Site development issues
The process of site development, and maximising returns on land and property sales, alongside managing complex lease and JV opportunities, will require an expertise base which will need much more than a local company to get the best returns. With the NHS reducing its estate, land sales can be complex, and too often developments are characterised by delays. Consequently, time and resources are wasted by leaving buildings empty while the planning situation remains unresolved. The priority for the PropCo is to optimise the use of the existing estate, and to gear in sales opportunities via the development value of surplus estate. However, in doing so, it is expected to take note of Government guidance. The current emphasis in planning policy on brownfield sites’ is giving a helpful impetus to the re-use of hospital sites. Recent planning policy guidance notes clarify this issue. One key question is whether the skills and expertise to lead the development process required to deliver the needs and wants of all parties, and deliver a value-for-money solution, remain in the NHS? In short the answer must be no; we have seen substantial downsizing of professional expertise within the NHS. This expertise now sits in the private sector – with companies who have a core business of estate management to support NHS providers with innovative commercial solutions.

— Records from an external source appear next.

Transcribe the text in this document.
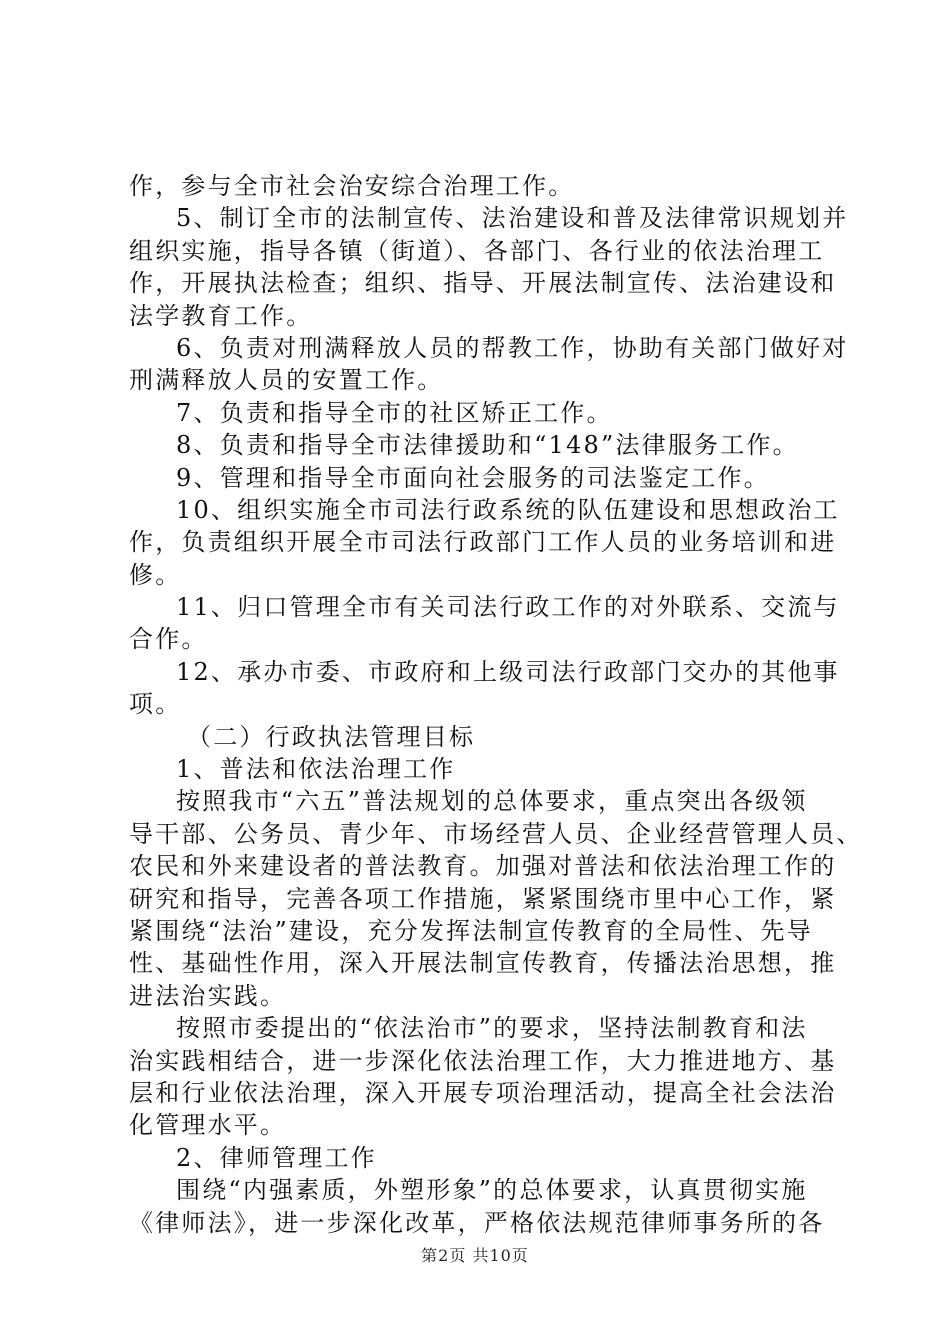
作，参与全市社会治安综合治理工作。
5、制订全市的法制宣传、法治建设和普及法律常识规划并
组织实施，指导各镇（街道）、各部门、各行业的依法治理工
作，开展执法检查；组织、指导、开展法制宣传、法治建设和
法学教育工作。
6、负责对刑满释放人员的帮教工作，协助有关部门做好对
刑满释放人员的安置工作。
7、负责和指导全市的社区矫正工作。
8、负责和指导全市法律援助和“148”法律服务工作。
9、管理和指导全市面向社会服务的司法鉴定工作。
10、组织实施全市司法行政系统的队伍建设和思想政治工
作，负责组织开展全市司法行政部门工作人员的业务培训和进
修。
11、归口管理全市有关司法行政工作的对外联系、交流与
合作。
12、承办市委、市政府和上级司法行政部门交办的其他事
项。
（二）行政执法管理目标
1、普法和依法治理工作
按照我市“六五”普法规划的总体要求，重点突出各级领
导干部、公务员、青少年、市场经营人员、企业经营管理人员、
农民和外来建设者的普法教育。加强对普法和依法治理工作的
研究和指导，完善各项工作措施，紧紧围绕市里中心工作，紧
紧围绕“法治”建设，充分发挥法制宣传教育的全局性、先导
性、基础性作用，深入开展法制宣传教育，传播法治思想，推
进法治实践。
按照市委提出的“依法治市”的要求，坚持法制教育和法
治实践相结合，进一步深化依法治理工作，大力推进地方、基
层和行业依法治理，深入开展专项治理活动，提高全社会法治
化管理水平。
2、律师管理工作
围绕“内强素质，外塑形象”的总体要求，认真贯彻实施
《律师法》，进一步深化改革，严格依法规范律师事务所的各
第2页 共10页
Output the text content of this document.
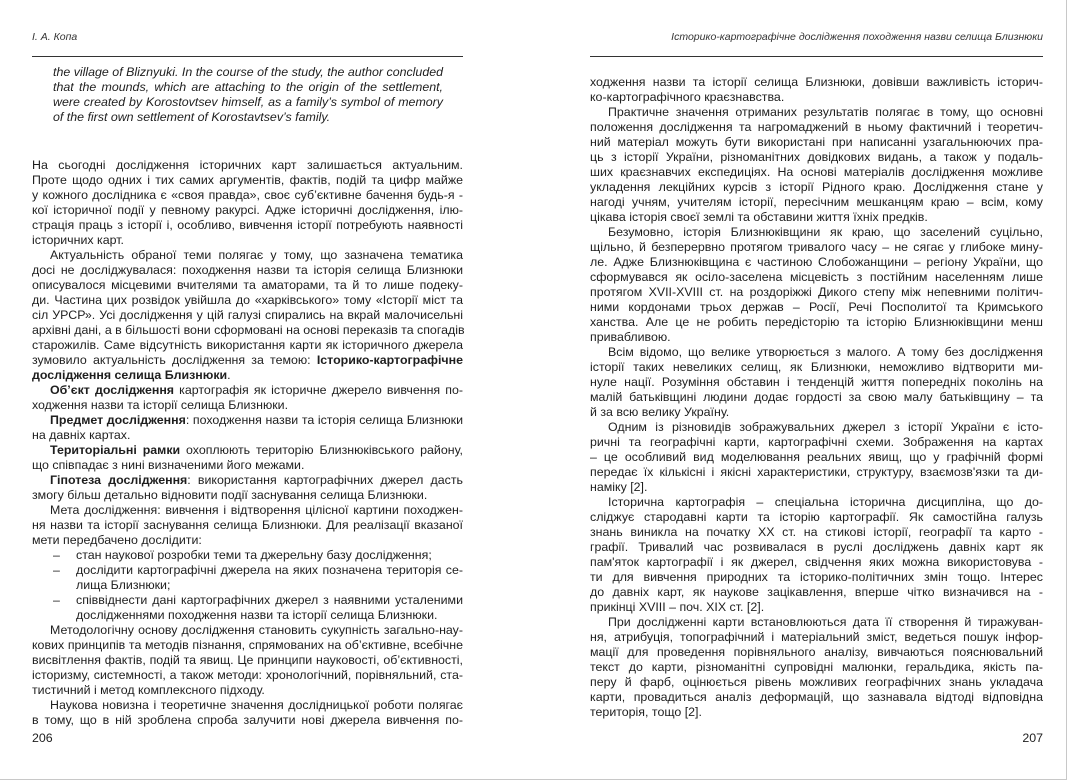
І. А. Копа
the village of Bliznyuki. In the course of the study, the author concluded
that the mounds, which are attaching to the origin of the settlement,
were created by Korostovtsev himself, as a family’s symbol of memory
of the first own settlement of Korostavtsev’s family.
На сьогодні дослідження історичних карт залишається актуальним.
Проте щодо одних і тих самих аргументів, фактів, подій та цифр майже
у кожного дослідника є «своя правда», своє суб’єктивне бачення будь-я -
кої історичної події у певному ракурсі. Адже історичні дослідження, ілю-
страція праць з історії і, особливо, вивчення історії потребують наявності
історичних карт.
Актуальність обраної теми полягає у тому, що зазначена тематика
досі не досліджувалася: походження назви та історія селища Близнюки
описувалося місцевими вчителями та аматорами, та й то лише подеку-
ди. Частина цих розвідок увійшла до «харківського» тому «Історії міст та
сіл УРСР». Усі дослідження у цій галузі спирались на вкрай малочисельні
архівні дані, а в більшості вони сформовані на основі переказів та спогадів
старожилів. Саме відсутність використання карти як історичного джерела
зумовило актуальність дослідження за темою: Історико-картографічне
дослідження селища Близнюки.
Об’єкт дослідження картографія як історичне джерело вивчення по-
ходження назви та історії селища Близнюки.
Предмет дослідження: походження назви та історія селища Близнюки
на давніх картах.
Територіальні рамки охоплюють територію Близнюківського району,
що співпадає з нині визначеними його межами.
Гіпотеза дослідження: використання картографічних джерел дасть
змогу більш детально відновити події заснування селища Близнюки.
Мета дослідження: вивчення і відтворення цілісної картини походжен-
ня назви та історії заснування селища Близнюки. Для реалізації вказаної
мети передбачено дослідити:
– стан наукової розробки теми та джерельну базу дослідження;
– дослідити картографічні джерела на яких позначена територія се-
лища Близнюки;
– співвіднести дані картографічних джерел з наявними усталеними
дослідженнями походження назви та історії селища Близнюки.
Методологічну основу дослідження становить сукупність загально-нау-
кових принципів та методів пізнання, спрямованих на об’єктивне, всебічне
висвітлення фактів, подій та явищ. Це принципи науковості, об’єктивності,
історизму, системності, а також методи: хронологічний, порівняльний, ста-
тистичний і метод комплексного підходу.
Наукова новизна і теоретичне значення дослідницької роботи полягає
в тому, що в ній зроблена спроба залучити нові джерела вивчення по-
206
Історико-картографічне дослідження походження назви селища Близнюки
ходження назви та історії селища Близнюки, довівши важливість історич-
ко-картографічного краєзнавства.
Практичне значення отриманих результатів полягає в тому, що основні
положення дослідження та нагромаджений в ньому фактичний і теоретич-
ний матеріал можуть бути використані при написанні узагальнюючих пра-
ць з історії України, різноманітних довідкових видань, а також у подаль-
ших краєзнавчих експедиціях. На основі матеріалів дослідження можливе
укладення лекційних курсів з історії Рідного краю. Дослідження стане у
нагоді учням, учителям історії, пересічним мешканцям краю – всім, кому
цікава історія своєї землі та обставини життя їхніх предків.
Безумовно, історія Близнюківщини як краю, що заселений суцільно,
щільно, й безперервно протягом тривалого часу – не сягає у глибоке мину-
ле. Адже Близнюківщина є частиною Слобожанщини – регіону України, що
сформувався як осіло-заселена місцевість з постійним населенням лише
протягом XVII-XVIII ст. на роздоріжжі Дикого степу між непевними політич-
ними кордонами трьох держав – Росії, Речі Посполитої та Кримського
ханства. Але це не робить передісторію та історію Близнюківщини менш
привабливою.
Всім відомо, що велике утворюється з малого. А тому без дослідження
історії таких невеликих селищ, як Близнюки, неможливо відтворити ми-
нуле нації. Розуміння обставин і тенденцій життя попередніх поколінь на
малій батьківщині людини додає гордості за свою малу батьківщину – та
й за всю велику Україну.
Одним із різновидів зображувальних джерел з історії України є істо-
ричні та географічні карти, картографічні схеми. Зображення на картах
– це особливий вид моделювання реальних явищ, що у графічній формі
передає їх кількісні і якісні характеристики, структуру, взаємозв'язки та ди-
наміку [2].
Історична картографія – спеціальна історична дисципліна, що до-
сліджує стародавні карти та історію картографії. Як самостійна галузь
знань виникла на початку XX ст. на стикові історії, географії та карто -
графії. Тривалий час розвивалася в руслі досліджень давніх карт як
пам'яток картографії і як джерел, свідчення яких можна використовува -
ти для вивчення природних та історико-політичних змін тощо. Інтерес
до давніх карт, як наукове зацікавлення, вперше чітко визначився на -
прикінці XVIII – поч. XIX ст. [2].
При дослідженні карти встановлюються дата її створення й тиражуван-
ня, атрибуція, топографічний і матеріальний зміст, ведеться пошук інфор-
мації для проведення порівняльного аналізу, вивчаються пояснювальний
текст до карти, різноманітні супровідні малюнки, геральдика, якість па-
перу й фарб, оцінюється рівень можливих географічних знань укладача
карти, провадиться аналіз деформацій, що зазнавала відтоді відповідна
територія, тощо [2].
207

Seeking new private sector routes
The DH will need to seek new private sector routes to gear in capital investment and achieve efficiencies and radical shifts in care out of acute hospital settings. It will have to balance the need for investment in this community property portfolio with repayment terms likely to be over 30 years, set against new clinical commissioning groups with contracts for clinical services over a 5-7 year period. The property development company would be a major enabler for the CCG to commission clinical services to any qualified provider (AQP), minimising the risk of the property being a barrier to entry, as the AQP would simply take a lease for the period of the service contract (e.g. 5-7 years). Infrastructure remains an attractive asset class, and the current uncertainty in the debt markets will encourage Government backed/supported Investments. There is an opportunity for a new type of private sector partner with a background in maximising value to:
• Focus on reconfiguration and remodelling of hospitals.
• Create new infrastructure, and manage run-down or inappropriate facilities and deliver value from surplus estate.
• Work with partners who will invest in, and deliver, technology as a catalyst for new patterns of delivery.
• Manage infrastructure change.
The expected opportunities that will arise from the launch of NHS Property Services will be an excellent opportunity to test out this plan.